Extrasystole infundibulaire

Extrasystole ventriculaire originaire de l’infundibulum ventriculaire (plus souvent le droit). Il n’y a pas de cardiopathie sous-jacente identifiable. Elles sont dues à un automatisme anormal avec activité déclenchée et considérées comme bénignes. Elles ont été décrites par MB Rosenbaum en 1969 (ESV « type Rosenbaum »)[1].

Elles surviennent au repos et sont dues à un automatisme anormal par activité auto-déclenchée utilisant comme médiateur l’AMP cyclique, associé à une hypersensibilité aux catécholamines.

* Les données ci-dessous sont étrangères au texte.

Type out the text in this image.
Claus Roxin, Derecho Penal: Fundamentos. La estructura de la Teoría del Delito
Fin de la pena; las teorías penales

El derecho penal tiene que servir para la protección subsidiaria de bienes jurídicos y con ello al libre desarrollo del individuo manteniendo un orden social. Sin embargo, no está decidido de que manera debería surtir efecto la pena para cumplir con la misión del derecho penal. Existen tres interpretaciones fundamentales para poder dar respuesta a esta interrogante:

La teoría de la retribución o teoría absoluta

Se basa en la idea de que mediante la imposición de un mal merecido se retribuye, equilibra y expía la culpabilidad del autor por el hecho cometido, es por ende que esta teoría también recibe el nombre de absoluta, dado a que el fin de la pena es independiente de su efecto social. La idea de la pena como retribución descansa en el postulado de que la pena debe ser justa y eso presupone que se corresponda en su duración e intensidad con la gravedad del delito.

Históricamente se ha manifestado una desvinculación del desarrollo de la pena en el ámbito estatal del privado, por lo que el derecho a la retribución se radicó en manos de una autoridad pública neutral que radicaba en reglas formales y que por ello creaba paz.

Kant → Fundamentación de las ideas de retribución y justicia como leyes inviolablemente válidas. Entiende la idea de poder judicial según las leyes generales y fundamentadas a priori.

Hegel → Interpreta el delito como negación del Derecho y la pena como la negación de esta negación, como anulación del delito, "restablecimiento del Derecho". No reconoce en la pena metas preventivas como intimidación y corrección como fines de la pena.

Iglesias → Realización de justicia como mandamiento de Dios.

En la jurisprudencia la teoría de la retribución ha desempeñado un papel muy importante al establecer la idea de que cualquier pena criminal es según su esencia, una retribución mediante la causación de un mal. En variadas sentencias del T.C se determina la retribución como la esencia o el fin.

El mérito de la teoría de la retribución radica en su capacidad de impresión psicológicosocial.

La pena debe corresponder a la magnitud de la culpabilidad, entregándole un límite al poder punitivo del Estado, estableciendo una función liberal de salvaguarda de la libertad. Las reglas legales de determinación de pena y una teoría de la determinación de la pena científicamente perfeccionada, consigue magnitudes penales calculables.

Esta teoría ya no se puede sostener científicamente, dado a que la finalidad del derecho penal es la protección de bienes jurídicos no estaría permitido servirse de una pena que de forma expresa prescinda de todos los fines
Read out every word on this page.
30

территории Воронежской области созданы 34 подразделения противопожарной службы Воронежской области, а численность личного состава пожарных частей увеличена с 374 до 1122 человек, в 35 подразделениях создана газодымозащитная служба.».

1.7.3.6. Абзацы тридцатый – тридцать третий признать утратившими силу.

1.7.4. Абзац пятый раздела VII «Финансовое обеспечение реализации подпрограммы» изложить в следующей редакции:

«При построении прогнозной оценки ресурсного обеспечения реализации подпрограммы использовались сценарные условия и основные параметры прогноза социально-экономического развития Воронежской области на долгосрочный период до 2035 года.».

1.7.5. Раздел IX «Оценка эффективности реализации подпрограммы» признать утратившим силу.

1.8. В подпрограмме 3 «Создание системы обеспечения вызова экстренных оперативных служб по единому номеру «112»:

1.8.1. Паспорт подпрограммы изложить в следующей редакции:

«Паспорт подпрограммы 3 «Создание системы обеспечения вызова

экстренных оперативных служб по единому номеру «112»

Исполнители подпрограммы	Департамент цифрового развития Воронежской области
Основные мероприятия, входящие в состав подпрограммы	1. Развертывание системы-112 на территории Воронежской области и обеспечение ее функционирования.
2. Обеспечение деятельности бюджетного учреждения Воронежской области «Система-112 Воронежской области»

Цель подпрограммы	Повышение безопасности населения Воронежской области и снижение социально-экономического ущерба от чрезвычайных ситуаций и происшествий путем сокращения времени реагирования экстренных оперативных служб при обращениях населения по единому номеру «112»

Cette arythmie survient typiquement entre 20 et 40 ans (parfois avant 20 ans) avec une prédominance féminine et un déclenchement diurne, exacerbée par l’effort et le stress [5][7][8].

Diagnostic ECG

Elles sont fréquentes et reconnues à une morphologie caractéristique : plutôt fines (≤ 140 ms, parfois 120 ms si septales), monomorphes, non ou peu crochetées et de grande amplitude avec un retard gauche (rS en V1-V2) et axe droit (environ 120°) ou vertical (aVF), une onde r septale élargie en V2 ou V3 (≥ 40 ms) et un couplage variable, mais plutôt long [(RR’/QT) > 1)].

  • Une transition précordiale (R > S) tardive ≥ V4 ou/et une absence d’onde S (ou une petite onde s) en DI est fortement évocatrice d’une origine infundibulaire droite et permet d’écarter les ESV d’une autre origine (cusps aortiques, jonction mitro-aortique et celles, les plus délicates sous-épicardiques).
  • En revanche, un index d’amplitude R/S ≥ 30% en V1 ou V2 et un index de durée de l’onde R (durée du QRS/durée de l’onde R la plus grande entre V1 et V2) ≥ 50% suggèrent fortement une origine gauche (chambre de chasse gauche ou cuspides coronaires) [4].

Elles ont tendance à disparaître lors des accélérations du rythme sinusal ou à l’effort, lorsque la fréquence sinusale dépasse la limite supérieure de la zone de « résonance » du foyer [2].

Elles peuvent, si elles sont très fréquentes (> 20 000/jour), induire une dysfonction ventriculaire (Cf. Cardiomyopathie rythmique) réversible après suppression de l’arythmie par ablation ou médicaments.

Elles peuvent s’organiser en tachycardie ventriculaire infundibulaire en salves (ou « TV infundibulaire de type Gallavardin »).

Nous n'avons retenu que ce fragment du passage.